29 Haziran 2007 Cuma

Kentleştirilmesine izin verilmeyen mahsun bir anadolulu İstanbul çocuğu

Kent gerçeğini yaşayamayan veyahut da acizane bir mazlumluk sergisine kavuşan bireylerin başkalaşmış öte diyarlardaki kendilikleri...

Yaşam alanında ilkleşen bir yaşam süreci. doğulan ve gelişilen bir alan... küçük ya da büyük... sıkışık kent olgusu... darmadağın ve inşaa olmamış kent kültürü...
doğduğunda çıplak ayaklarını bastığın o mahsun toprağın senin kanına hücum edeceğini nerden bilebilisin ki... ya da sana senin komşu çocuklarının bileneceğini...

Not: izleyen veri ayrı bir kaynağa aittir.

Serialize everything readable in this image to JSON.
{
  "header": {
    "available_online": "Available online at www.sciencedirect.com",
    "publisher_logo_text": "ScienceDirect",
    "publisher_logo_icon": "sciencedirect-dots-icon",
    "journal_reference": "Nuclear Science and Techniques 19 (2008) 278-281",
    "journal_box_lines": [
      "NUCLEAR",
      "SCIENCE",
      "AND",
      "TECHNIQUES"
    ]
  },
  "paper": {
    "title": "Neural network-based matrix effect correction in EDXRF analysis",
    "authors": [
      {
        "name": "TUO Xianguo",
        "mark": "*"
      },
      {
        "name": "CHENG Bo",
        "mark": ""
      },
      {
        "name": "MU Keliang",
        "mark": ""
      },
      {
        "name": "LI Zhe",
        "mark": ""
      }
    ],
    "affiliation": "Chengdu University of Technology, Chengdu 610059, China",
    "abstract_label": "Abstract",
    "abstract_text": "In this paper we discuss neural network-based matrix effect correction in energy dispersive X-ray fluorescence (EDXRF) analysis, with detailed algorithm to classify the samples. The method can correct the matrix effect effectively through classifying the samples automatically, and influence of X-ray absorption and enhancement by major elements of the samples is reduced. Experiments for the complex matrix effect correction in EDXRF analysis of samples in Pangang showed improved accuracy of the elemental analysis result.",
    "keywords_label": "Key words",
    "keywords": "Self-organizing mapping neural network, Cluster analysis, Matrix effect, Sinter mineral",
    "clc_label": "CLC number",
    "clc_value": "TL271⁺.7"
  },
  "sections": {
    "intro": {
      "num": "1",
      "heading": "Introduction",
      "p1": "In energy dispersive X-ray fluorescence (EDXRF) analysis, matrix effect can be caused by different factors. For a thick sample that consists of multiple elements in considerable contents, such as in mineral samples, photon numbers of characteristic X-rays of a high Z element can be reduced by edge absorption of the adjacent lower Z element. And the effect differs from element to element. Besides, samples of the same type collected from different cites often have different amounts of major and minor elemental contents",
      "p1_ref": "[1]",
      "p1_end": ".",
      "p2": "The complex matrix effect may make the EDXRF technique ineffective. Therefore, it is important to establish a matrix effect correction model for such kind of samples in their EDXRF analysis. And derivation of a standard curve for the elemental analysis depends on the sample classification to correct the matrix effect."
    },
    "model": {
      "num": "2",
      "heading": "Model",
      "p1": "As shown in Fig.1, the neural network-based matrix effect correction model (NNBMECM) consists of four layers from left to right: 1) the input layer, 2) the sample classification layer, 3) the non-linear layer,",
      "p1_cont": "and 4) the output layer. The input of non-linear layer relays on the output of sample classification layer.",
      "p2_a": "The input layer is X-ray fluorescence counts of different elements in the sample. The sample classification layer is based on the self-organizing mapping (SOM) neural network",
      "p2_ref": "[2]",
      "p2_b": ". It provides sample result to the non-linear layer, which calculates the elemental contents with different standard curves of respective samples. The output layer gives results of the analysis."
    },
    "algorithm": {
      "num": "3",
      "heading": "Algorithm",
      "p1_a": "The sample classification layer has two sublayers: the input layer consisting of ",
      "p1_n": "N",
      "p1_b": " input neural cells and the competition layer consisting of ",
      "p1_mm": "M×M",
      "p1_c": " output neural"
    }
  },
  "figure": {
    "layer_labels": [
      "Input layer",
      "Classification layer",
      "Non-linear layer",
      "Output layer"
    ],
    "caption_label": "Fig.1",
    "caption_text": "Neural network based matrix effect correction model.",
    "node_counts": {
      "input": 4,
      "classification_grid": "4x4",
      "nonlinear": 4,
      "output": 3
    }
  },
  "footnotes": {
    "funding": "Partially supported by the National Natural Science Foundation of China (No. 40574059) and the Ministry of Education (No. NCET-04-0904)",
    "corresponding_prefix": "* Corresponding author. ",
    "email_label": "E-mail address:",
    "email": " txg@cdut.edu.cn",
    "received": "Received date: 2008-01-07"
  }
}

verilmeyen kentlilik ve alınmayan kültür... ve taşınmayan sosyal miras... sanırım mahsunların mazlumane adsız kimliklerinin betimlemesi bu olsa gerek!!!
yabancılaşan birey ve topluluk gelişiminin nacizane nezdinde olayı irdelersek, sanırım yegane gerçek de bu olsa gerek; "Kültür, acizane bir lütuf değildir ki verilsin... Eşek gibi almayı bileceksin!.." Alınmayan ya da alınamayan kent kültürü, kendinden sonra gelenlere boş bir sığlık bırakmaktan başka bir şey yapmayacaktır... Kültür, yaşam alanlarımızı keşfetmekten çok onları yaşayabilmekle özdeşik bir gerçekliktir... ondan gayri, kentsiz ve kültürsüz şehir romantiklerinin yegane sığınağı soluk aldıkları başkalaştıran başka diyarların nacizaneden yoksun kültürleri olacaktır...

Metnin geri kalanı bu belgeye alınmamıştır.